I used to read a lot of poetry. My bookshelves were crammed with classic volumes of mainly 19th century poets. Amongst my favourites were William Blake, Elizabeth Browning, Robert Burns, Christina Rosetti and W. B. Yeats. Along with the more ‘serious’ poets, I loved the nonsensical rhymes of Lewis Carroll and Edward Lear. I even used to know some poems off by heart. To this day I can still muster the opening lines of Byron’s She walks in beauty which was my favourite poem then. There’s nothing more enjoyable than listening to poetry read aloud (whether by yourself or someone else). Jeff Buckley’s rendition of Edgar Allan Poe’s Ulalume was a particularly haunting (and cherished) recording I had but have now lost.
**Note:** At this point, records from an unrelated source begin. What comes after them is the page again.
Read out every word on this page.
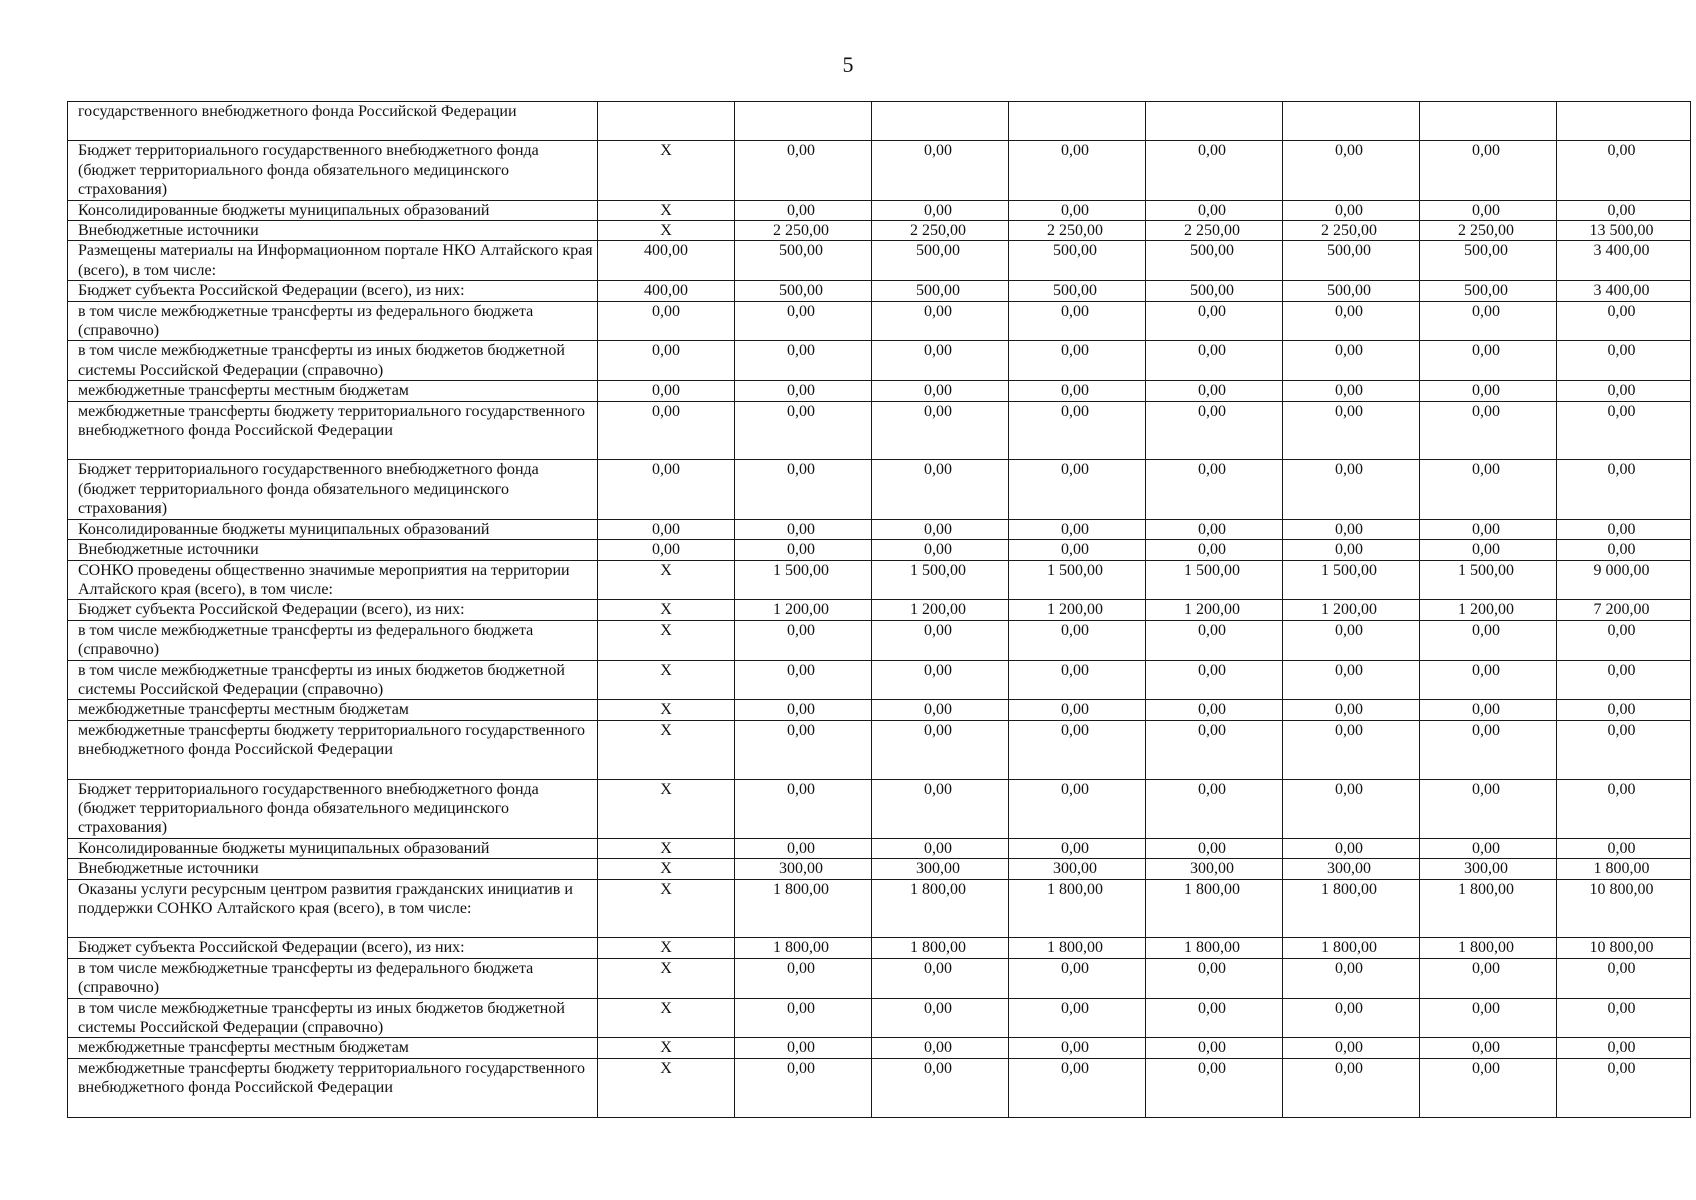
5
государственного внебюджетного фонда Российской Федерации								
Бюджет территориального государственного внебюджетного фонда (бюджет территориального фонда обязательного медицинского страхования)	Х	0,00	0,00	0,00	0,00	0,00	0,00	0,00
Консолидированные бюджеты муниципальных образований	Х	0,00	0,00	0,00	0,00	0,00	0,00	0,00
Внебюджетные источники	Х	2 250,00	2 250,00	2 250,00	2 250,00	2 250,00	2 250,00	13 500,00
Размещены материалы на Информационном портале НКО Алтайского края (всего), в том числе:	400,00	500,00	500,00	500,00	500,00	500,00	500,00	3 400,00
Бюджет субъекта Российской Федерации (всего), из них:	400,00	500,00	500,00	500,00	500,00	500,00	500,00	3 400,00
в том числе межбюджетные трансферты из федерального бюджета (справочно)	0,00	0,00	0,00	0,00	0,00	0,00	0,00	0,00
в том числе межбюджетные трансферты из иных бюджетов бюджетной системы Российской Федерации (справочно)	0,00	0,00	0,00	0,00	0,00	0,00	0,00	0,00
межбюджетные трансферты местным бюджетам	0,00	0,00	0,00	0,00	0,00	0,00	0,00	0,00
межбюджетные трансферты бюджету территориального государственного внебюджетного фонда Российской Федерации	0,00	0,00	0,00	0,00	0,00	0,00	0,00	0,00
Бюджет территориального государственного внебюджетного фонда (бюджет территориального фонда обязательного медицинского страхования)	0,00	0,00	0,00	0,00	0,00	0,00	0,00	0,00
Консолидированные бюджеты муниципальных образований	0,00	0,00	0,00	0,00	0,00	0,00	0,00	0,00
Внебюджетные источники	0,00	0,00	0,00	0,00	0,00	0,00	0,00	0,00
СОНКО проведены общественно значимые мероприятия на территории Алтайского края (всего), в том числе:	Х	1 500,00	1 500,00	1 500,00	1 500,00	1 500,00	1 500,00	9 000,00
Бюджет субъекта Российской Федерации (всего), из них:	Х	1 200,00	1 200,00	1 200,00	1 200,00	1 200,00	1 200,00	7 200,00
в том числе межбюджетные трансферты из федерального бюджета (справочно)	Х	0,00	0,00	0,00	0,00	0,00	0,00	0,00
в том числе межбюджетные трансферты из иных бюджетов бюджетной системы Российской Федерации (справочно)	Х	0,00	0,00	0,00	0,00	0,00	0,00	0,00
межбюджетные трансферты местным бюджетам	Х	0,00	0,00	0,00	0,00	0,00	0,00	0,00
межбюджетные трансферты бюджету территориального государственного внебюджетного фонда Российской Федерации	Х	0,00	0,00	0,00	0,00	0,00	0,00	0,00
Бюджет территориального государственного внебюджетного фонда (бюджет территориального фонда обязательного медицинского страхования)	Х	0,00	0,00	0,00	0,00	0,00	0,00	0,00
Консолидированные бюджеты муниципальных образований	Х	0,00	0,00	0,00	0,00	0,00	0,00	0,00
Внебюджетные источники	Х	300,00	300,00	300,00	300,00	300,00	300,00	1 800,00
Оказаны услуги ресурсным центром развития гражданских инициатив и поддержки СОНКО Алтайского края (всего), в том числе:	Х	1 800,00	1 800,00	1 800,00	1 800,00	1 800,00	1 800,00	10 800,00
Бюджет субъекта Российской Федерации (всего), из них:	Х	1 800,00	1 800,00	1 800,00	1 800,00	1 800,00	1 800,00	10 800,00
в том числе межбюджетные трансферты из федерального бюджета (справочно)	Х	0,00	0,00	0,00	0,00	0,00	0,00	0,00
в том числе межбюджетные трансферты из иных бюджетов бюджетной системы Российской Федерации (справочно)	Х	0,00	0,00	0,00	0,00	0,00	0,00	0,00
межбюджетные трансферты местным бюджетам	Х	0,00	0,00	0,00	0,00	0,00	0,00	0,00
межбюджетные трансферты бюджету территориального государственного внебюджетного фонда Российской Федерации	Х	0,00	0,00	0,00	0,00	0,00	0,00	0,00
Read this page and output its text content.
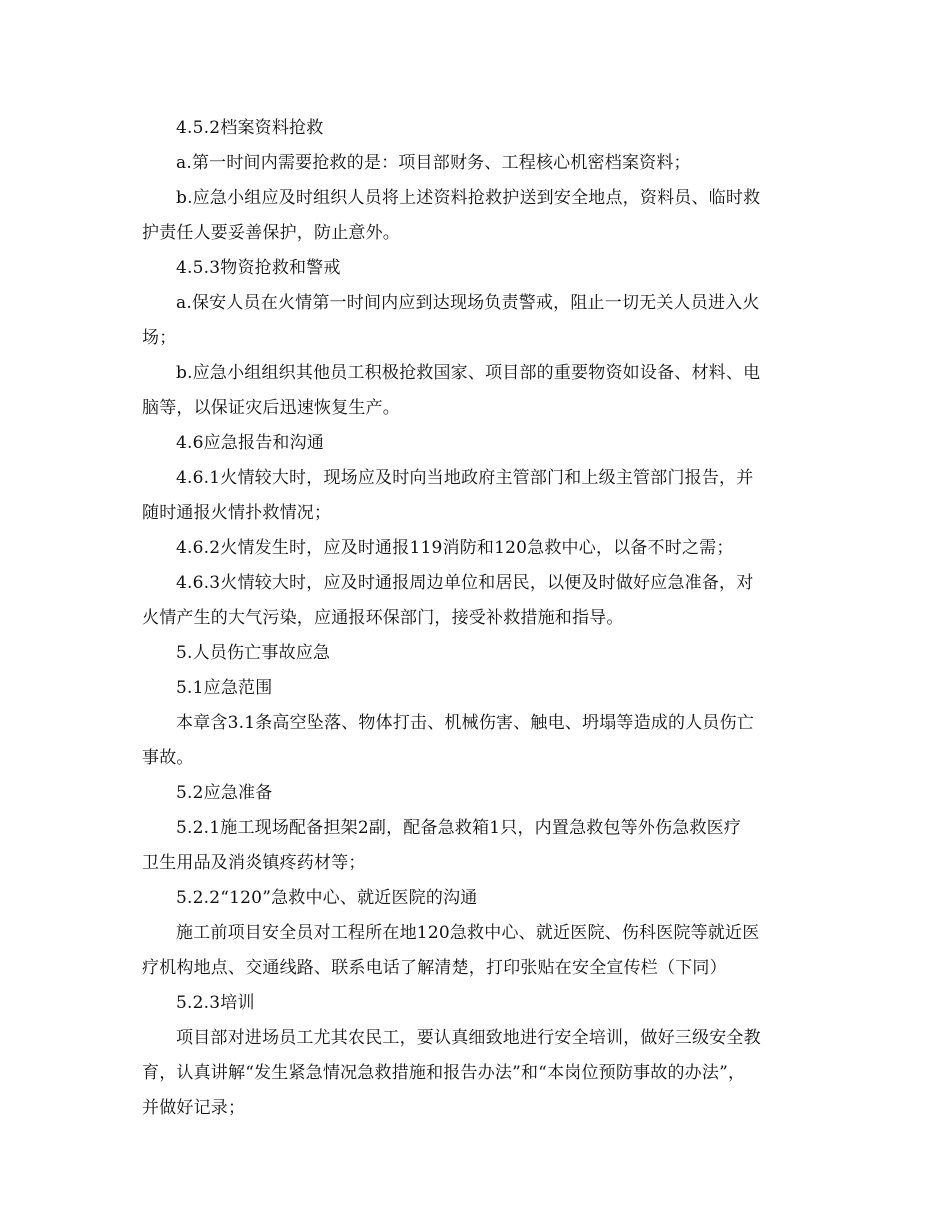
4.5.2档案资料抢救

a.第一时间内需要抢救的是：项目部财务、工程核心机密档案资料；

b.应急小组应及时组织人员将上述资料抢救护送到安全地点，资料员、临时救

护责任人要妥善保护，防止意外。

4.5.3物资抢救和警戒

a.保安人员在火情第一时间内应到达现场负责警戒，阻止一切无关人员进入火

场；

b.应急小组组织其他员工积极抢救国家、项目部的重要物资如设备、材料、电

脑等，以保证灾后迅速恢复生产。

4.6应急报告和沟通

4.6.1火情较大时，现场应及时向当地政府主管部门和上级主管部门报告，并

随时通报火情扑救情况；

4.6.2火情发生时，应及时通报119消防和120急救中心，以备不时之需；

4.6.3火情较大时，应及时通报周边单位和居民，以便及时做好应急准备，对

火情产生的大气污染，应通报环保部门，接受补救措施和指导。

5.人员伤亡事故应急

5.1应急范围

本章含3.1条高空坠落、物体打击、机械伤害、触电、坍塌等造成的人员伤亡

事故。

5.2应急准备

5.2.1施工现场配备担架2副，配备急救箱1只，内置急救包等外伤急救医疗

卫生用品及消炎镇疼药材等；

5.2.2“120”急救中心、就近医院的沟通

施工前项目安全员对工程所在地120急救中心、就近医院、伤科医院等就近医

疗机构地点、交通线路、联系电话了解清楚，打印张贴在安全宣传栏（下同）

5.2.3培训

项目部对进场员工尤其农民工，要认真细致地进行安全培训，做好三级安全教

育，认真讲解“发生紧急情况急救措施和报告办法”和“本岗位预防事故的办法”，

并做好记录；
My knowledge of more modern poetry is sadly lacking. That’s something I want to improve. I’m also painfully aware of the fact that I no longer read poetry. Since my books were packed away after University they have for the most part been languishing in stacks of cardboard boxes ever since. So as a personal challenge this month I’ve determined to introduce some poetry into my reading list.

Most of my reading is now done on an e-reader. It’s telling that there are no volumes of poetry saved there. To aid my challenge, I’ve downloaded some of the most popular volumes on Project Gutenberg. I’m going to start with some old favourites – Shakespeare’s sonnets – to read aloud and savour. Next month I’ll update you on my progress and perhaps pick another poet to read. You’re very welcome to join me!

Do you ever read poetry? What are your favourite poets or poems?